Project completed and this blog text edited by: Gottardello Samuele, Ketoglo E. Eyiram, Lopa Alessandro and Micheletti Fabio.
We developed a software to analize the friendship network of a single user without geographical informations, to obtain an estimation of its position from a statistical analysis on those of his Facebook friends.
To do this we used the following user’s informations:
username – user ID
location – the location specified by the user
locale – user language identifier
The work has been divided into 3 phases:
1. location data cleaning
2. development of the inferring algorithm
3. results data anonymization
For this work we rebuilt Facebook users graph using Python library IGRAPH.
1. Data Cleansing
Facebook geographical data are often expressed in formats not comparable to each other so we developed a technique to solve this problem.
We decided to convert all locations in a unique format using geographic coordinates ( latitude and longitude), as well as a text string.
To do this we decided to use the geocoding service provided by Google ( Geocoder V3 link), by using Geopy, a python library.

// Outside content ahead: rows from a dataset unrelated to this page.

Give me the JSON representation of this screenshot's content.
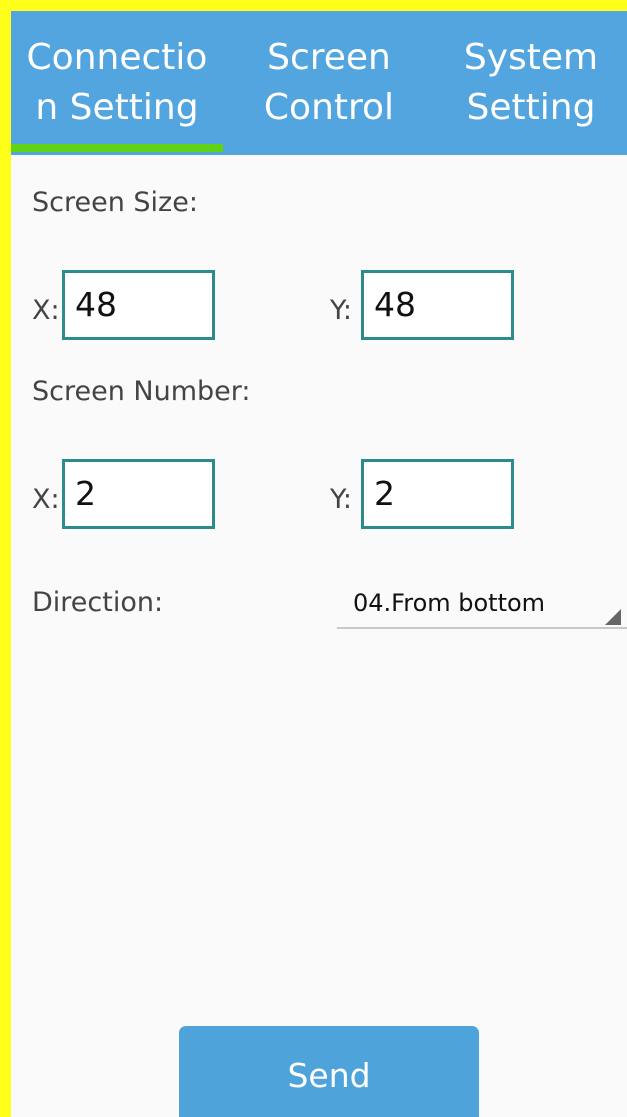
{
  "tabs": [
    {
      "label_line1": "Connectio",
      "label_line2": "n Setting"
    },
    {
      "label_line1": "Screen",
      "label_line2": "Control"
    },
    {
      "label_line1": "System",
      "label_line2": "Setting"
    }
  ],
  "screen_size": {
    "label": "Screen Size:",
    "x_label": "X:",
    "x_value": "48",
    "y_label": "Y:",
    "y_value": "48"
  },
  "screen_number": {
    "label": "Screen Number:",
    "x_label": "X:",
    "x_value": "2",
    "y_label": "Y:",
    "y_value": "2"
  },
  "direction": {
    "label": "Direction:",
    "selected": "04.From bottom"
  },
  "send_label": "Send",
  "colors": {
    "tab_bar": "#52a5de",
    "tab_indicator": "#5fd314",
    "input_border": "#2b8c8b",
    "button": "#4fa3db",
    "outer_border": "#ffff1a"
  }
}
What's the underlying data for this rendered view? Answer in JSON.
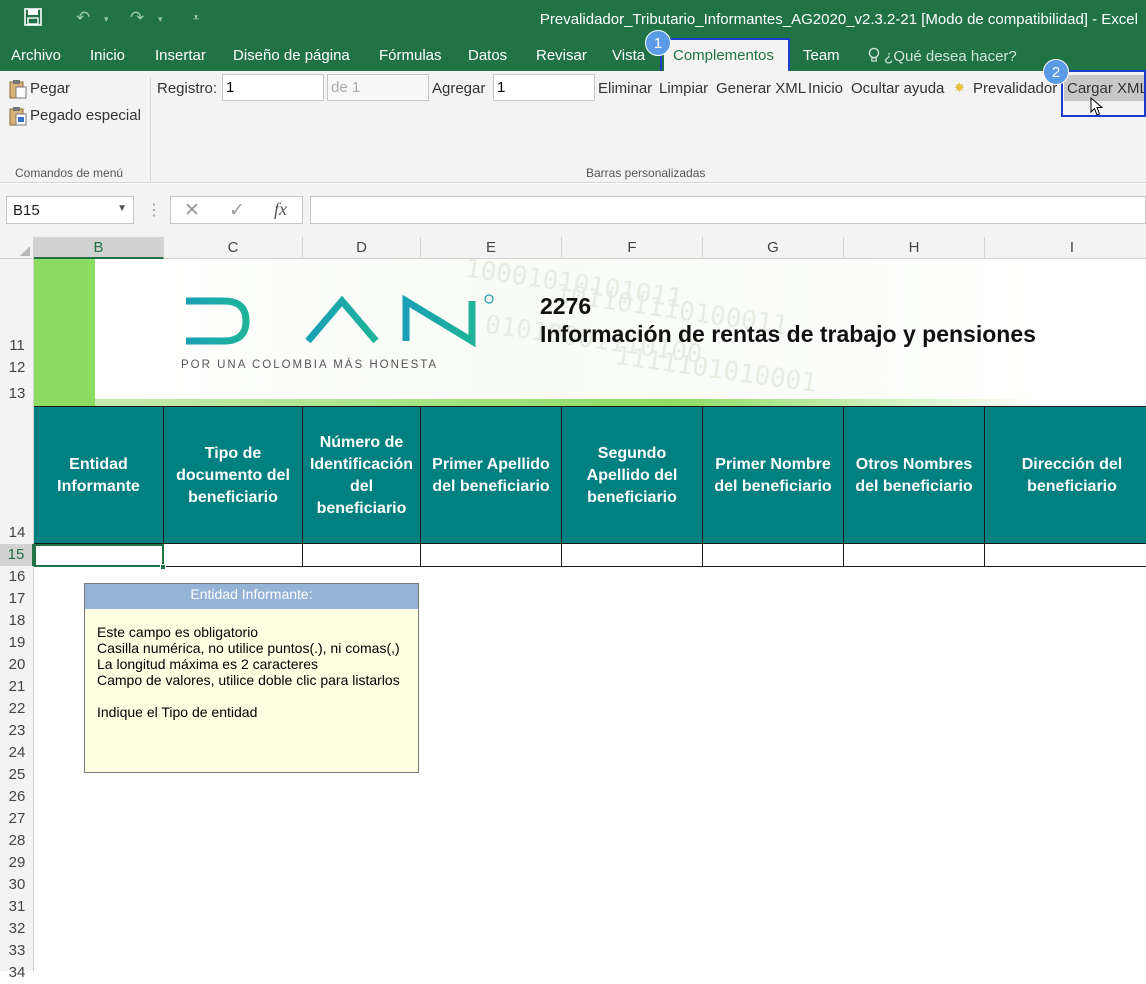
{
  "window": {
    "title": "Prevalidador_Tributario_Informantes_AG2020_v2.3.2-21  [Modo de compatibilidad] - Excel",
    "quick_access": [
      "save-icon",
      "undo-icon",
      "redo-icon",
      "customize-icon"
    ]
  },
  "tabs": [
    {
      "label": "Archivo"
    },
    {
      "label": "Inicio"
    },
    {
      "label": "Insertar"
    },
    {
      "label": "Diseño de página"
    },
    {
      "label": "Fórmulas"
    },
    {
      "label": "Datos"
    },
    {
      "label": "Revisar"
    },
    {
      "label": "Vista"
    },
    {
      "label": "Complementos"
    },
    {
      "label": "Team"
    }
  ],
  "tell_me": "¿Qué desea hacer?",
  "step_badges": [
    "1",
    "2"
  ],
  "ribbon": {
    "paste": "Pegar",
    "paste_special": "Pegado especial",
    "menu_group_label": "Comandos de menú",
    "toolbar_group_label": "Barras personalizadas",
    "registro_label": "Registro:",
    "registro_value": "1",
    "de_value": "de 1",
    "agregar_label": "Agregar",
    "agregar_value": "1",
    "eliminar": "Eliminar",
    "limpiar": "Limpiar",
    "generar_xml": "Generar XML",
    "inicio": "Inicio",
    "ocultar_ayuda": "Ocultar ayuda",
    "prevalidador": "Prevalidador",
    "cargar_xml": "Cargar XML"
  },
  "formula_bar": {
    "name_box": "B15",
    "fx": "fx",
    "content": ""
  },
  "columns": [
    "B",
    "C",
    "D",
    "E",
    "F",
    "G",
    "H",
    "I"
  ],
  "selected_column": "B",
  "rows": [
    "11",
    "12",
    "13",
    "14",
    "15",
    "16",
    "17",
    "18",
    "19",
    "20",
    "21",
    "22",
    "23",
    "24",
    "25",
    "26",
    "27",
    "28",
    "29",
    "30",
    "31",
    "32",
    "33",
    "34"
  ],
  "selected_row": "15",
  "banner": {
    "logo_text": "DIAN",
    "logo_tagline": "POR UNA COLOMBIA MÁS HONESTA",
    "form_number": "2276",
    "form_title": "Información de rentas de trabajo y pensiones",
    "binary_pattern": [
      "10001010101011",
      "101101110100011",
      "01010001110100",
      "1111101010001"
    ]
  },
  "table_headers": [
    "Entidad Informante",
    "Tipo de documento del beneficiario",
    "Número de Identificación del beneficiario",
    "Primer Apellido del beneficiario",
    "Segundo Apellido del beneficiario",
    "Primer Nombre del beneficiario",
    "Otros Nombres del beneficiario",
    "Dirección del beneficiario"
  ],
  "help_box": {
    "title": "Entidad Informante:",
    "lines": [
      "Este campo es obligatorio",
      "Casilla numérica, no utilice puntos(.), ni comas(,)",
      "La longitud máxima es 2 caracteres",
      "Campo de valores, utilice doble clic para listarlos",
      "",
      "Indique el Tipo de entidad"
    ]
  },
  "colors": {
    "excel_green": "#217346",
    "header_teal": "#008080",
    "highlight_blue": "#1c3dcc",
    "badge_blue": "#5b9be6",
    "dian_teal": "#1fa6a8"
  }
}
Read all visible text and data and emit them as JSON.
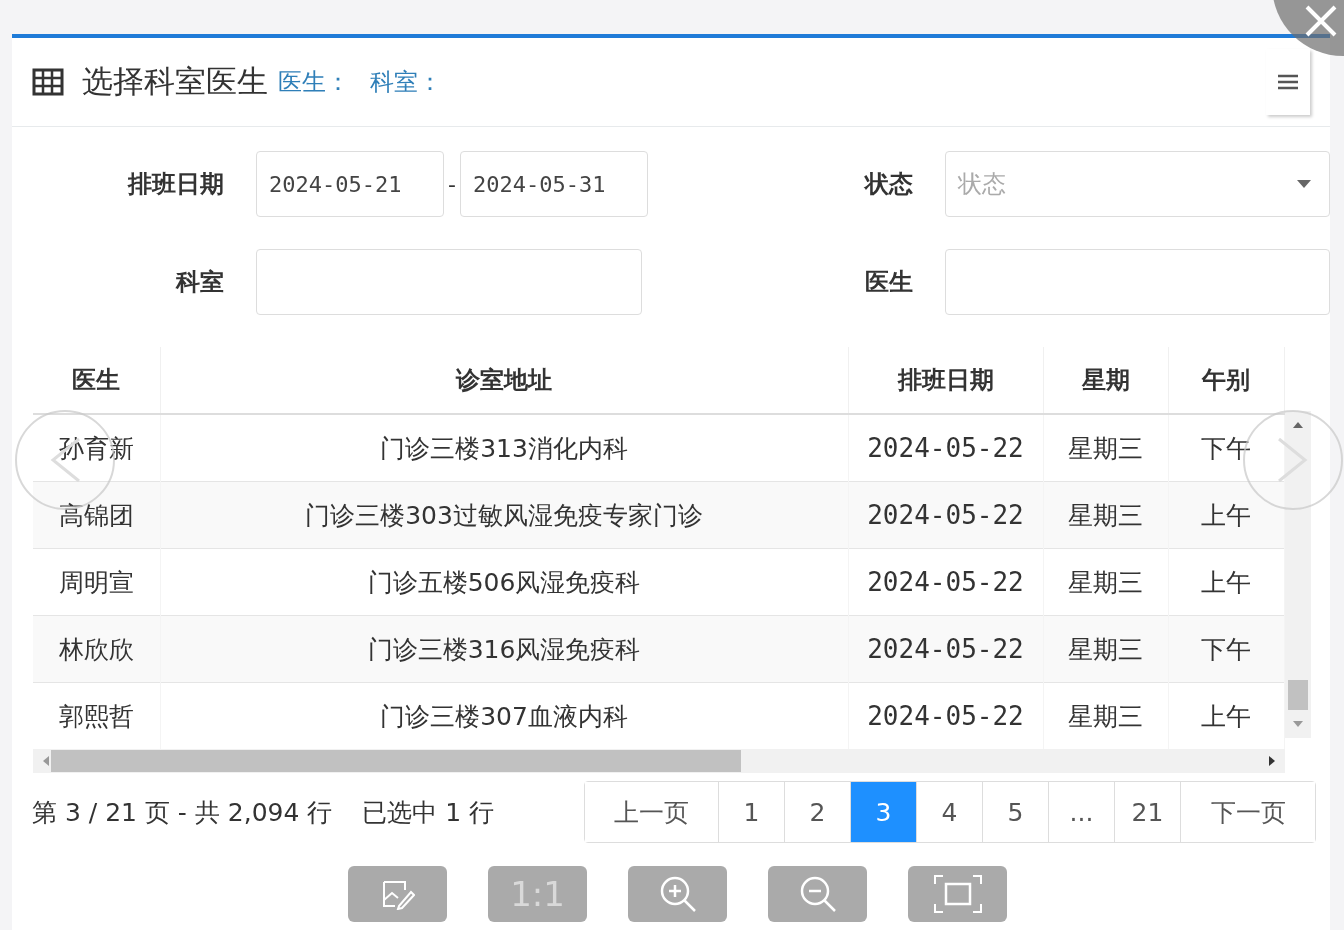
{
  "panel": {
    "title": "选择科室医生",
    "doctor_label": "医生：",
    "department_label": "科室："
  },
  "filters": {
    "date_label": "排班日期",
    "date_from": "2024-05-21",
    "date_separator": "-",
    "date_to": "2024-05-31",
    "status_label": "状态",
    "status_placeholder": "状态",
    "department_label": "科室",
    "doctor_label": "医生"
  },
  "table": {
    "columns": [
      "医生",
      "诊室地址",
      "排班日期",
      "星期",
      "午别"
    ],
    "rows": [
      [
        "孙育新",
        "门诊三楼313消化内科",
        "2024-05-22",
        "星期三",
        "下午"
      ],
      [
        "高锦团",
        "门诊三楼303过敏风湿免疫专家门诊",
        "2024-05-22",
        "星期三",
        "上午"
      ],
      [
        "周明宣",
        "门诊五楼506风湿免疫科",
        "2024-05-22",
        "星期三",
        "上午"
      ],
      [
        "林欣欣",
        "门诊三楼316风湿免疫科",
        "2024-05-22",
        "星期三",
        "下午"
      ],
      [
        "郭熙哲",
        "门诊三楼307血液内科",
        "2024-05-22",
        "星期三",
        "上午"
      ]
    ]
  },
  "pagination": {
    "summary": "第 3 / 21 页 - 共 2,094 行",
    "selected_info": "已选中 1 行",
    "prev": "上一页",
    "pages": [
      {
        "label": "1",
        "selected": false
      },
      {
        "label": "2",
        "selected": false
      },
      {
        "label": "3",
        "selected": true
      },
      {
        "label": "4",
        "selected": false
      },
      {
        "label": "5",
        "selected": false
      },
      {
        "label": "...",
        "selected": false
      },
      {
        "label": "21",
        "selected": false
      }
    ],
    "next": "下一页"
  },
  "viewer": {
    "toolbar": [
      {
        "kind": "edit"
      },
      {
        "kind": "actual_size",
        "label": "1:1"
      },
      {
        "kind": "zoom_in"
      },
      {
        "kind": "zoom_out"
      },
      {
        "kind": "fullscreen"
      }
    ]
  }
}
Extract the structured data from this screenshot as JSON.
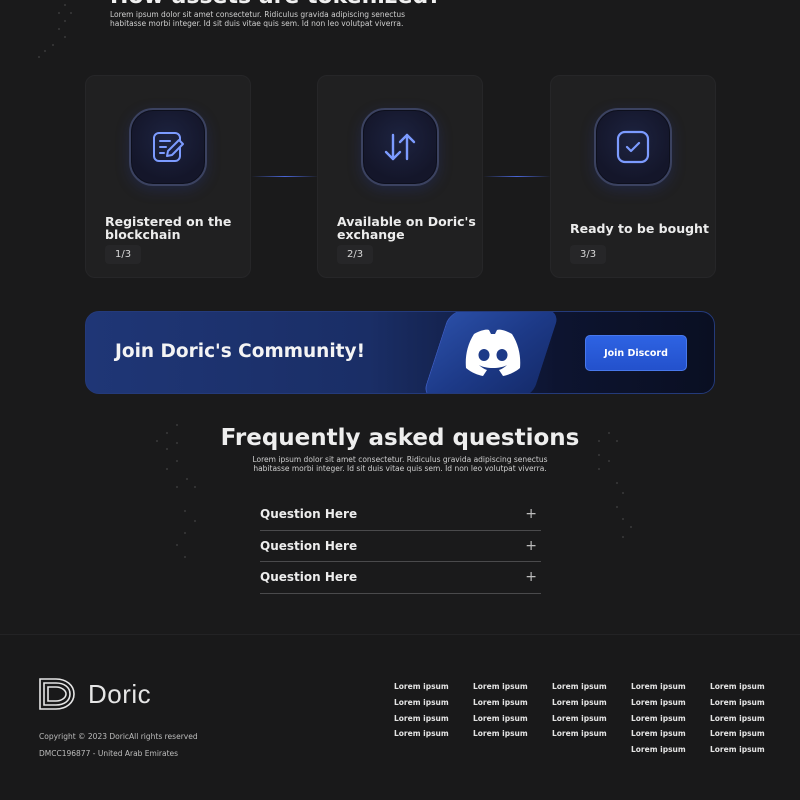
{
  "tokenize": {
    "title": "How assets are tokenized?",
    "description": "Lorem ipsum dolor sit amet consectetur. Ridiculus gravida adipiscing senectus habitasse morbi integer. Id sit duis vitae quis sem. Id non leo volutpat viverra."
  },
  "steps": [
    {
      "icon": "edit-document-icon",
      "label": "Registered on the blockchain",
      "badge": "1/3"
    },
    {
      "icon": "exchange-arrows-icon",
      "label": "Available on Doric's exchange",
      "badge": "2/3"
    },
    {
      "icon": "check-square-icon",
      "label": "Ready to be bought",
      "badge": "3/3"
    }
  ],
  "community": {
    "title": "Join Doric's Community!",
    "icon": "discord-icon",
    "button_label": "Join Discord"
  },
  "faq": {
    "title": "Frequently asked questions",
    "description": "Lorem ipsum dolor sit amet consectetur. Ridiculus gravida adipiscing senectus habitasse morbi integer. Id sit duis vitae quis sem. Id non leo volutpat viverra.",
    "items": [
      {
        "question": "Question Here"
      },
      {
        "question": "Question Here"
      },
      {
        "question": "Question Here"
      }
    ],
    "expand_icon": "plus-icon"
  },
  "footer": {
    "brand_name": "Doric",
    "logo_icon": "doric-logo-icon",
    "copyright": "Copyright © 2023 DoricAll rights reserved",
    "address": "DMCC196877 - United Arab Emirates",
    "columns": [
      [
        "Lorem ipsum",
        "Lorem ipsum",
        "Lorem ipsum",
        "Lorem ipsum"
      ],
      [
        "Lorem ipsum",
        "Lorem ipsum",
        "Lorem ipsum",
        "Lorem ipsum"
      ],
      [
        "Lorem ipsum",
        "Lorem ipsum",
        "Lorem ipsum",
        "Lorem ipsum"
      ],
      [
        "Lorem ipsum",
        "Lorem ipsum",
        "Lorem ipsum",
        "Lorem ipsum",
        "Lorem ipsum"
      ],
      [
        "Lorem ipsum",
        "Lorem ipsum",
        "Lorem ipsum",
        "Lorem ipsum",
        "Lorem ipsum"
      ]
    ]
  },
  "colors": {
    "background": "#1a1a1b",
    "card": "#202021",
    "accent": "#2e63e3",
    "icon_accent": "#7c9bff"
  }
}
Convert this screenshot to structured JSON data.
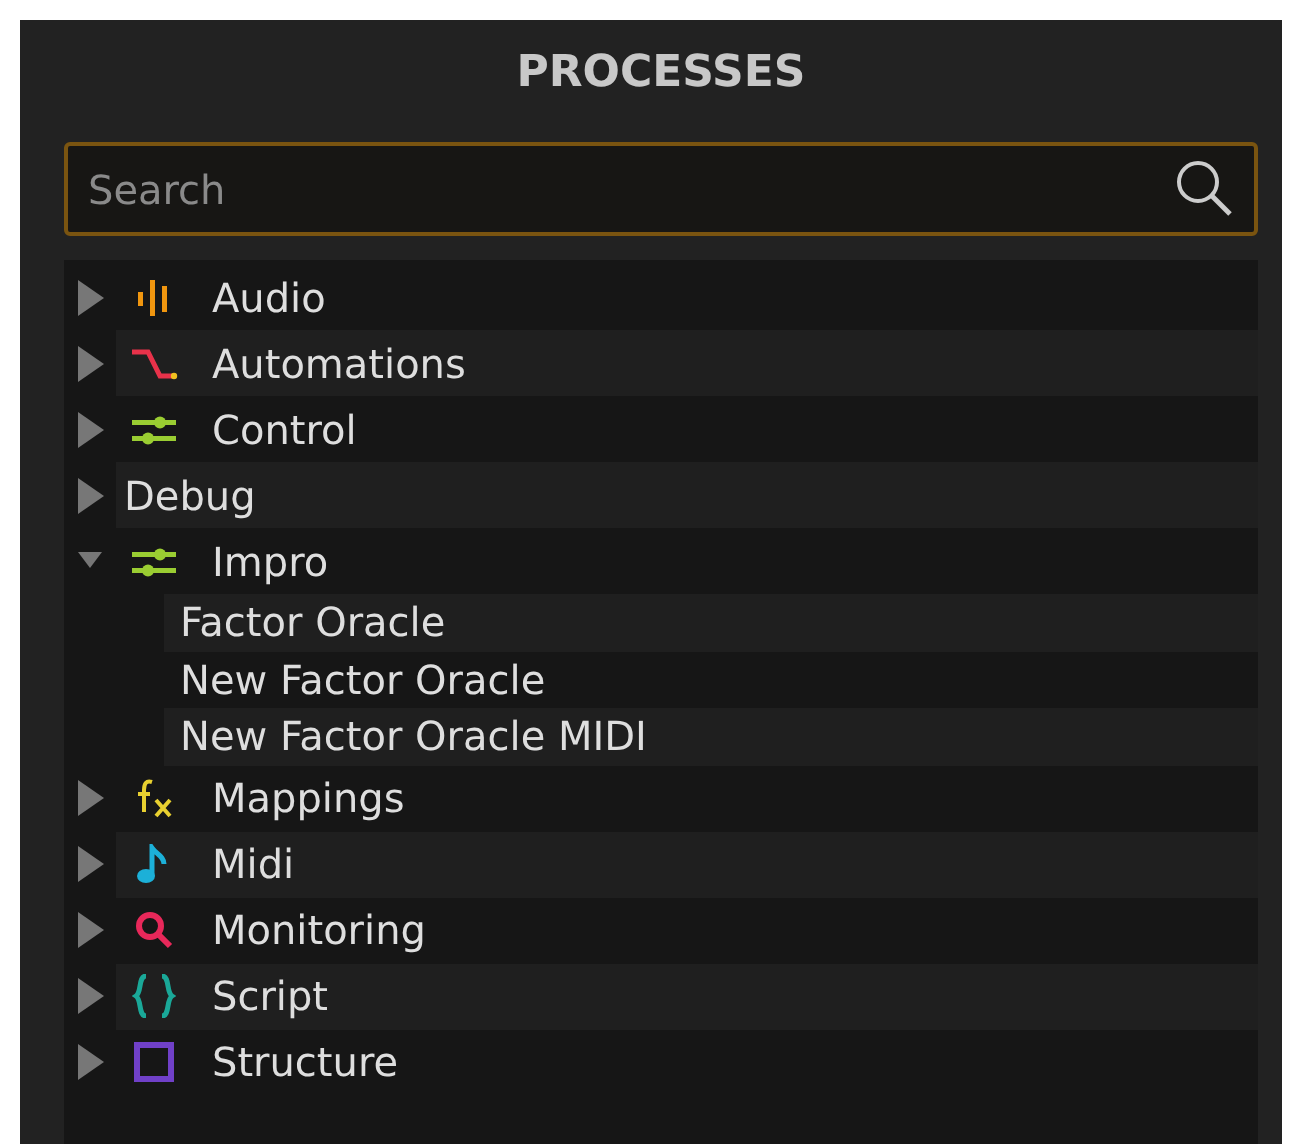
{
  "panel": {
    "title": "PROCESSES"
  },
  "search": {
    "placeholder": "Search"
  },
  "tree": [
    {
      "label": "Audio",
      "kind": "audio",
      "expanded": false
    },
    {
      "label": "Automations",
      "kind": "automation",
      "expanded": false
    },
    {
      "label": "Control",
      "kind": "control",
      "expanded": false
    },
    {
      "label": "Debug",
      "kind": "plain",
      "expanded": false
    },
    {
      "label": "Impro",
      "kind": "control",
      "expanded": true,
      "children": [
        {
          "label": "Factor Oracle"
        },
        {
          "label": "New Factor Oracle"
        },
        {
          "label": "New Factor Oracle MIDI"
        }
      ]
    },
    {
      "label": "Mappings",
      "kind": "mapping",
      "expanded": false
    },
    {
      "label": "Midi",
      "kind": "midi",
      "expanded": false
    },
    {
      "label": "Monitoring",
      "kind": "monitoring",
      "expanded": false
    },
    {
      "label": "Script",
      "kind": "script",
      "expanded": false
    },
    {
      "label": "Structure",
      "kind": "structure",
      "expanded": false
    }
  ]
}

This service provides the geocoding functionalities also used by Google Maps, allowing to obtain all the data we needed by sending a text string that indicates the position.
Geocoder has a daily limit of 2500 API calls; to overcome this we collected all facebook unique locations in a hashmap and then we converted them.
2. Development of the Inferral algorithm
To determine a user’s location the algorithm:
– Selects a node without a location from the ego network of a user with a location;
– Estimates the most common location in this node’s ego network, this will be its new location.
The node A has 10 nodes as neighbors, including 4 with location USA, 3 with ITALY and 3 without location.
The algorithm detects two possible locations for A, USA and ITALY, and then evaluates which is more frequent in A’s ego network.
Since USA is repeated 4 times and ITALY only 3, for Node A is inferred USA as its new location.
We obtained a results graphical representation using Pygmaps, a python library that allows to create HTML files containing a map using Google Maps service.
It was decided to generate two maps where we indicated the graph users location before and after the application of the inferring function.
To avoid overlapping of the points with same coordinates, we applied a function that adds a random offset on duplicated inferred coordinates.
3. Data Anonymization
To publish our results, data were subjected to a anonymization process.
In particular, it was decided to anonymize Facebook userids and the more detailed part of the location, for instance streets and cities.
Results were recorded in a csv file with 4 columns:
USER_ID | LOCATION | EXISTS | LOCALE
USER_ID is the user anonymous ID;
LOCATION is the user’s anonymous location;
EXISTS indicates what information is contained within the location;
LOCALE (not always present) is the corresponding user’s locale.
Starting with about 650,000 users, only 15776 have a location and from the latters, we have been inferred 10761 users locations.
It should be noted that it’s possible to infer a location for the remaining nodes, starting from the nodes whose location has already been inferred.